Last week I was looking to buy a new computer, an additional one I could travel with. I called a few companies to ask a few questions and get a few estimates.
Not one who knows much about computers, I was relying on some advice and a little research I had done. When I narrowed it down to three models I liked, I decided to call the companies to get a little more information.
The first guy I talked to was great, really funny and honestly made learning about computers kind of fun. We had a great conversation, he answered all my questions and then asked a few of his own. I told him I was interested, but wanted to explore a few other options. He said great, and asked if he could follow-up with me by the end of the week.
The second guy was very “business like.” He asked me some good questions, was so knowledgeable, but I never really connected with him.
So, I called the third guy. When he answered the phone, he gave me his name and immediately asked for mine. When I told him “Meridith” he said, “Thank you, Mary. What are you calling about today?” Not wanting to waste time correcting him, I quickly told him the computer I was interested in and said I had a few questions.
Before I could get my first question out, he launched into a long explanation (more than I wanted to know) about this model, what it could do and why I would be lucky to have it. He quickly added that it was on sale, and that if I committed to purchase by the end of this call I could save $250.
He took a breath, so I jumped in and asked about the battery life and the warranty. He told me not to worry about those, that both were the same as most other models, and that I should be more concerned with the weight and the other features.
Not wanting to argue, and feeling powerless to get a word in edgewise, I let him ramble on until he finally took another breath and stopped. I jumped at the pause, said thank you so much and quickly hung up the phone.
Frustrated, I called the first guy back, and bought the computer. After thirty minutes on the phone, a lot more conversation and a lot of laughing. I bought an extra battery, an external video camera and a new mic. Why? Because sales is not that hard, and we make it way more complicated than it is. Sales is about getting to know people, taking an interest in them and investing the time to listen.

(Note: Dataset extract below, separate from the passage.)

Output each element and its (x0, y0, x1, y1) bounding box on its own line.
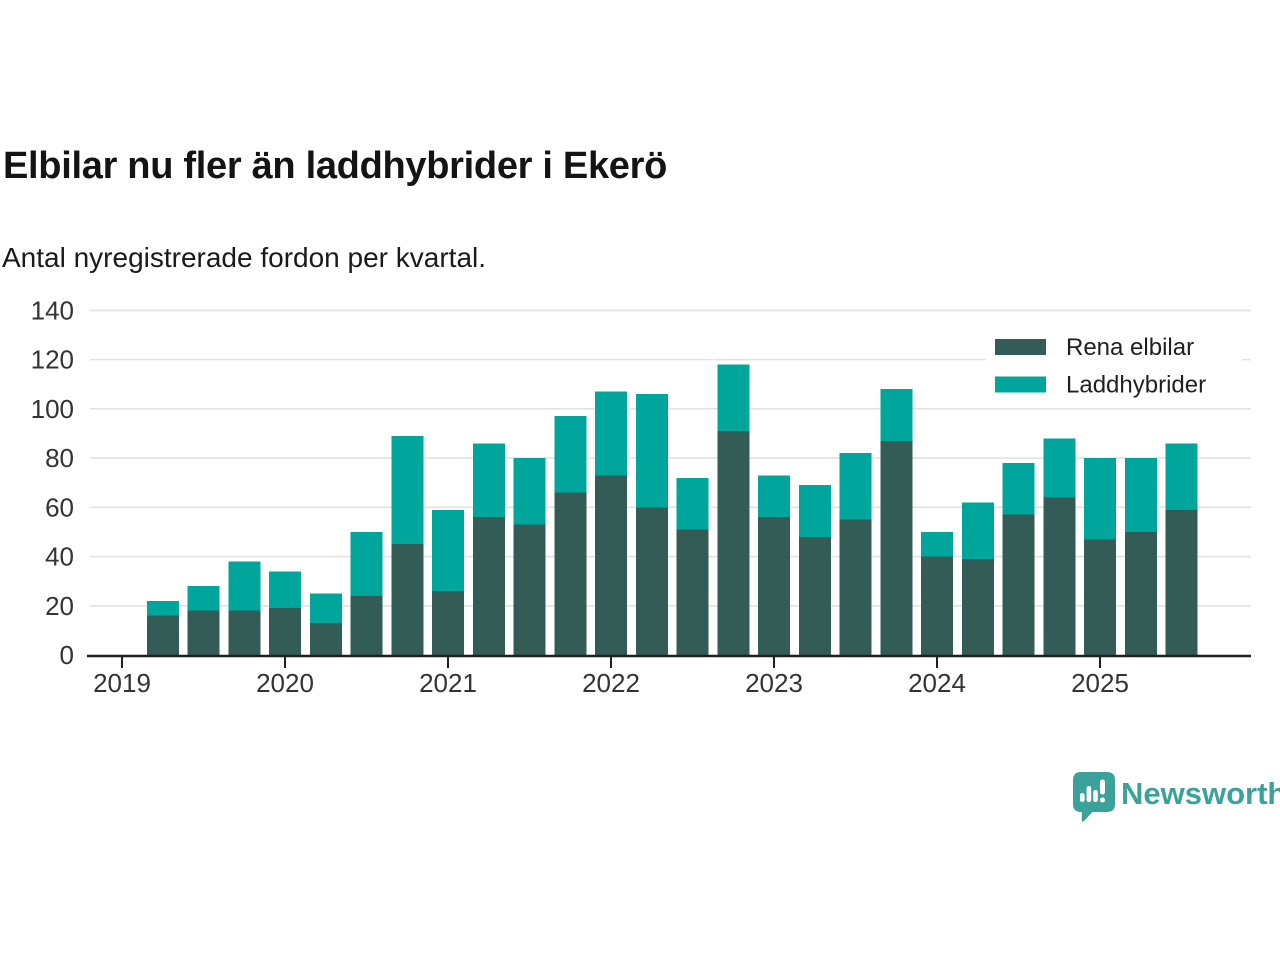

5 Things You MUST Know About Sales
- Not About You – as a sales professional you need to know sales is not about you. The more time you spend talking about yourself and your products the more chance you have of losing the sale. My third sales rep was so focused on “selling” me his product he forgot to find out what I need.
- Sell Price/Sell Short – if you focus on the price people say they will pay, you lose the opportunity to sell the value they are willing to invest in. When my computer rep jumped to the “deal” I would get if I bought the computer today, he took all the value out of the computer. He forgets to sell me the things I would be willing to pay for.
- Sell, Then Sell Again – the first sale is always about building a relationship. People buy from you just because they know you and they like you. They buy from you again because they trust you. My first computer guy did not stop at the first sale; he continued to talk with me, listen with me and because he did he was able to sell more. Selling starts after the first sale.
- Networking Is The Gateway – you need to be connecting and meeting people now, that you will be selling to six to twelve months from now. Networking is the new cold calling. Allowing relationships to build and connections to happen is how you sell in the new economy.
- You Are Not In Control – most importantly, as a sales professional you need to know you are not in control. You can influence buyers, but in an economy where what you sell has become a commodity and how you sell is your competitive advantage, you need to let the customer take the lead.
So those are my five things you need to know about sales. I would love to hear yours. Share your stories, tips and strategies about how to succeed and sell more no matter what this economy does.